All subjects had demographical data evaluated: age, gender and ethnicity data collected, underwent full ophthalmic examination, Goldmann applanation tonometry for IOP, ocular biometry (IOLMaster 700 v1.7), using “phakic” option preoperatively and “pseudophakic” option postoperatively. We also performed AS-OCT (DRI OCT Triton plus (Ver.10.13). AS-OCT was performed in semi-dark conditions without pupil dilation. The ACA was scanned at 0° and at 180° three times each side. We performed scans of 90° and 270°, but we did not include them into our study due to scleral artefacts. Ocular biometry measurements were performed without pupil dilation in a well-lit room. Ocular tonometry was performed as the last test to avoid artefacts in AS-OCT and biometry. The measurements were obtained before and repeated 6 months after phacoemulsification and IOL implantation.

All of the participants underwent uneventful phacoemulsification and IOL implantation. All of the surgeries were performed by one surgeon (L.K.) with temporal clear corneal incision (2.4 mm). The surgery followed viscoelastic material insertion, continuous curvilinear capsulorhexis (approximately 5.5 mm diameter), hydrodissection, phacoemulsification of the nucleus and aspiration of cortex. The IOL was inserted into the capsular bag. We used Tecnis® Monofocal 1-Piece Model ZCB00 lenses (Johnson and Johnson Vision, United States of America), Alcon AcrySof® IQ lenses (Alcon, Switzerland and United States of America) and EnVista® lenses (Bausch + Lomb, United States of America).

The ΔIOP was calculated postoperative IOP minus preoperative IOP (mmHg).

The AS-OCT measurements were performed using Fiji program package49. All of the measurements were performed by one grader (G.P.). The intra-observer repeatability of randomly chosen 30 images was excellent (PCC = 0.9).

To characterize anterior chamber parameters, we used measurements, as described by Pavlin et al. (AOD)50, and Radhakrishnan et al. (TISA)33 (Fig. 4).

Figure 4
figure 4

Measurements of anterior angle structures: AOD500, TISA500, TISA750. SS scleral spur, SC Schlemm’s canal. (Illustration made using Clip Studio Paint PRO Ver. 1.9.10 ©CELSYS Inc.

AOD500—angle opening distance at 500 μm from scleral spur. It is a line, beginning at a dot at 500 μm from scleral spur on corneal endothelium, perpendicular to corneal endothelium, ending on iris surface.

TISA500—trabecular-iris space area. Circumscribed area, where anterior wall is AOD500, posterior wall starts from scleral spur and is parallel with AOD500, superior wall is corneoscleral surface and inferior wall is iris surface.
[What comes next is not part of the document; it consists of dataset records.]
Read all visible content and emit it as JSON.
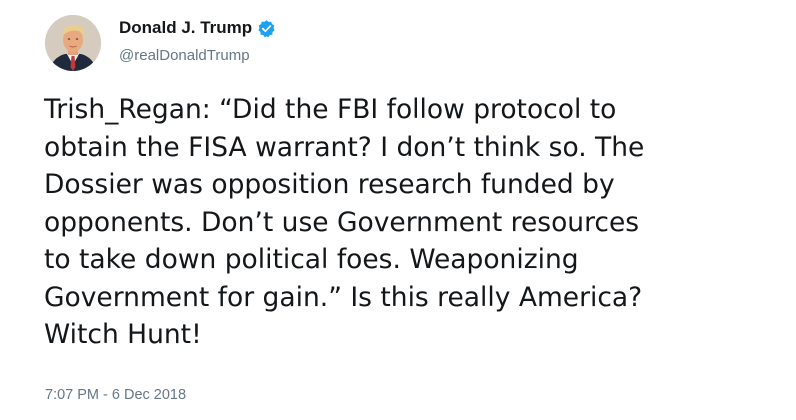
{
  "tweet": {
    "author": {
      "display_name": "Donald J. Trump",
      "handle": "@realDonaldTrump",
      "verified": true,
      "avatar_icon": "profile-photo",
      "verified_icon": "verified-badge-icon"
    },
    "text": "Trish_Regan:  “Did the FBI follow protocol to\nobtain the FISA warrant? I don’t think so. The\nDossier was opposition research funded by\nopponents. Don’t use Government resources\nto take down political foes. Weaponizing\nGovernment for gain.” Is this really America?\nWitch Hunt!",
    "timestamp": "7:07 PM - 6 Dec 2018"
  },
  "colors": {
    "text": "#14171a",
    "secondary": "#657786",
    "verified_blue": "#1da1f2",
    "background": "#ffffff"
  }
}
TISA750 is has similar boundaries with AOD500 replacement by distance 750 μm from scleral spur.

AOD500 change was measured postoperative AOD500 minus preoperative AOD500 (mm).
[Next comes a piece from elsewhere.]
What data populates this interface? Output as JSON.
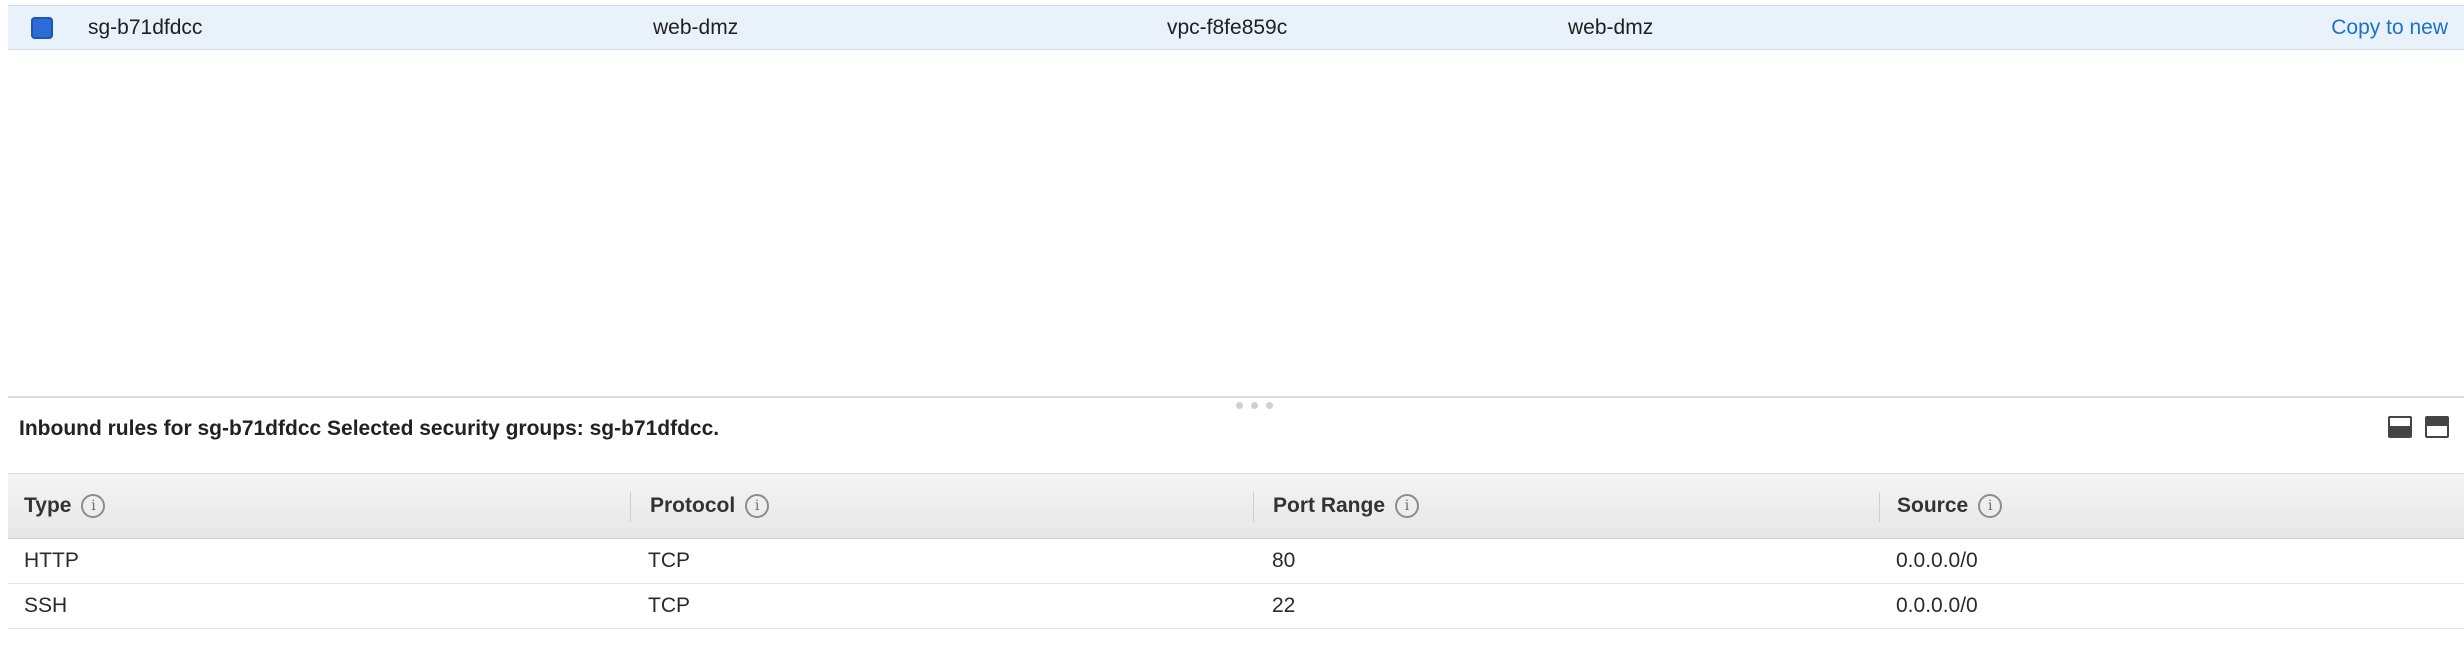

We included ocular biometry parameters: AL—axial length (mm), CCT—central corneal thickness (μm), ACD—anterior chamber depth (mm), lens thickness (mm) and IOL thickness (mm). ACD change was measured postoperative ACD minus preoperative ACD (mm).
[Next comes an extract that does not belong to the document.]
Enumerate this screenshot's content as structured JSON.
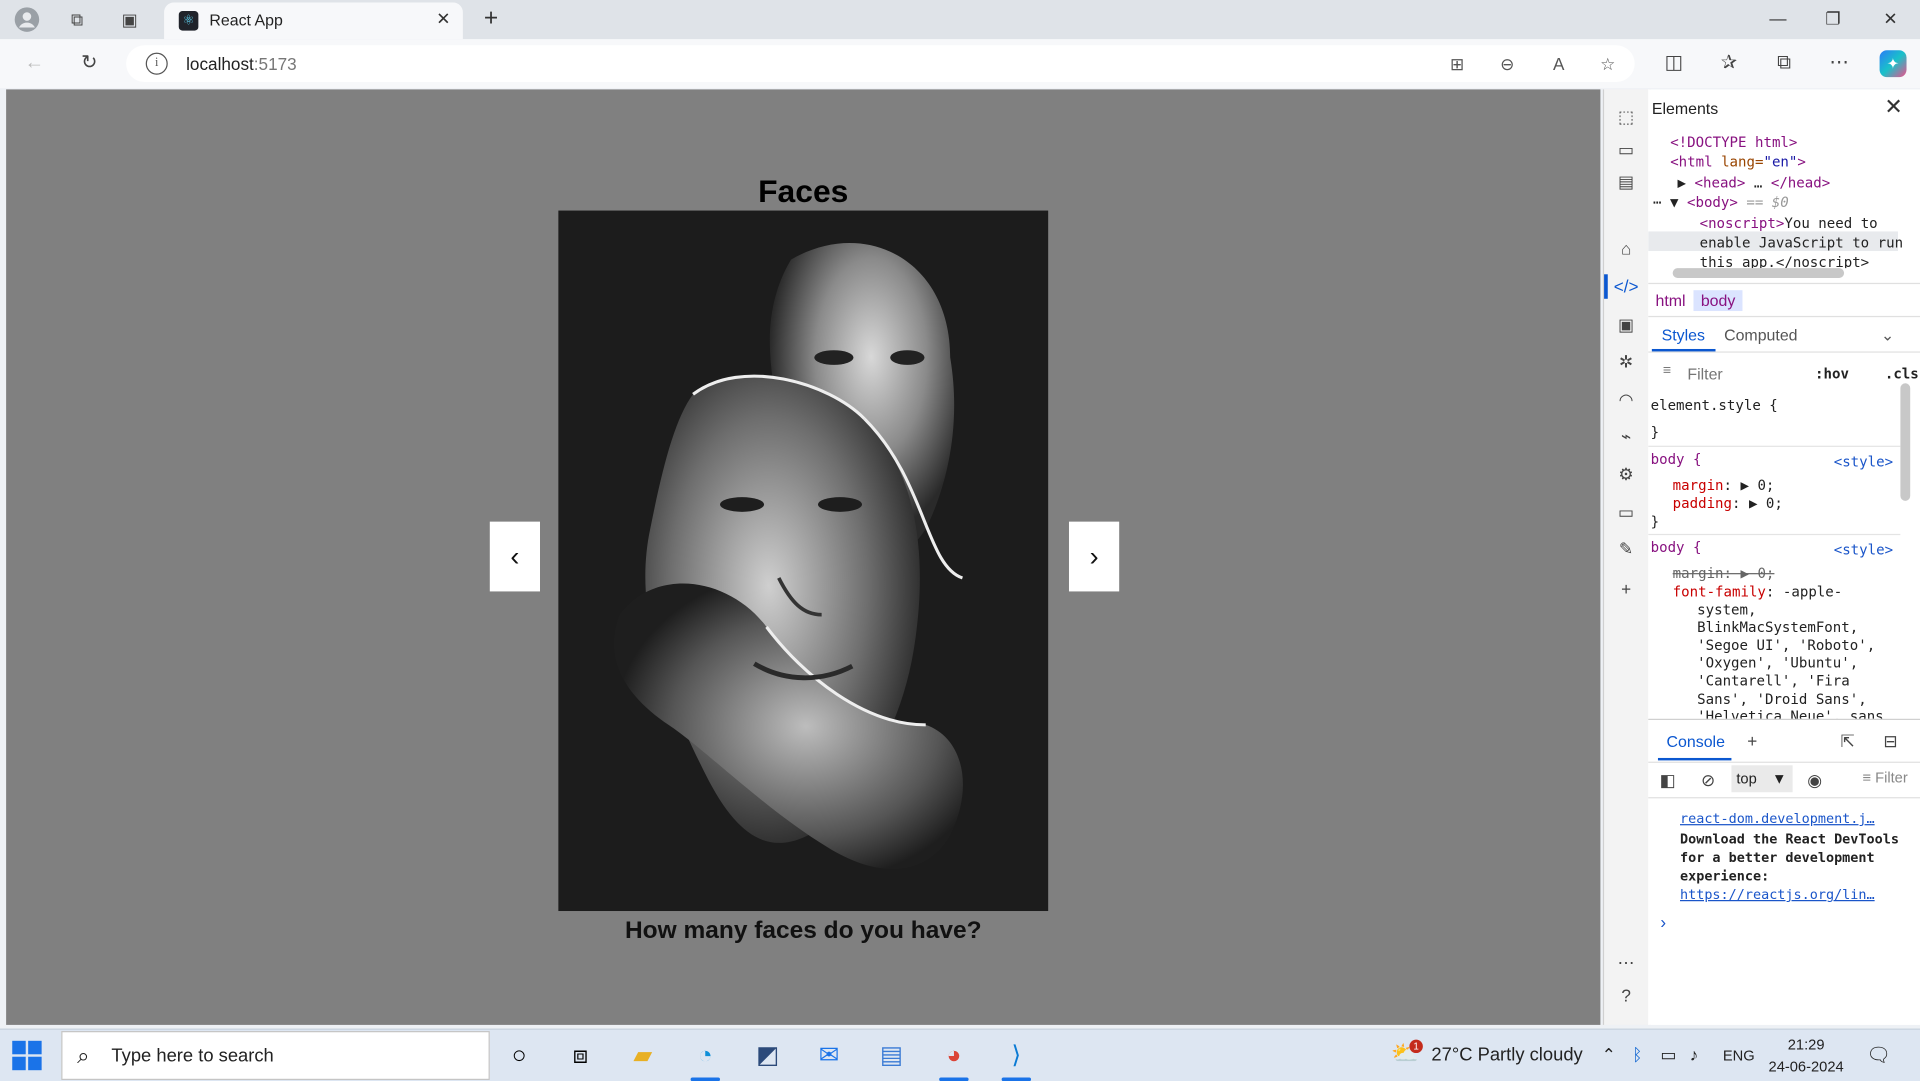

Statistical analysis was performed using IBM SPSS Statistics for Windows, Version 23.0. (Armonk, NY: IBM Corp) program package. Kolmogorov–Smirnov test was used to evaluate the normality of sample distribution. Mann–Whitney U test was used for 2 non-parametric independent samples. Quantitative data was presented as Mean (SD). Spearman’s Correlation Coefficient was used for non -parametric correlations. A p value < 0.05 was statistically significant.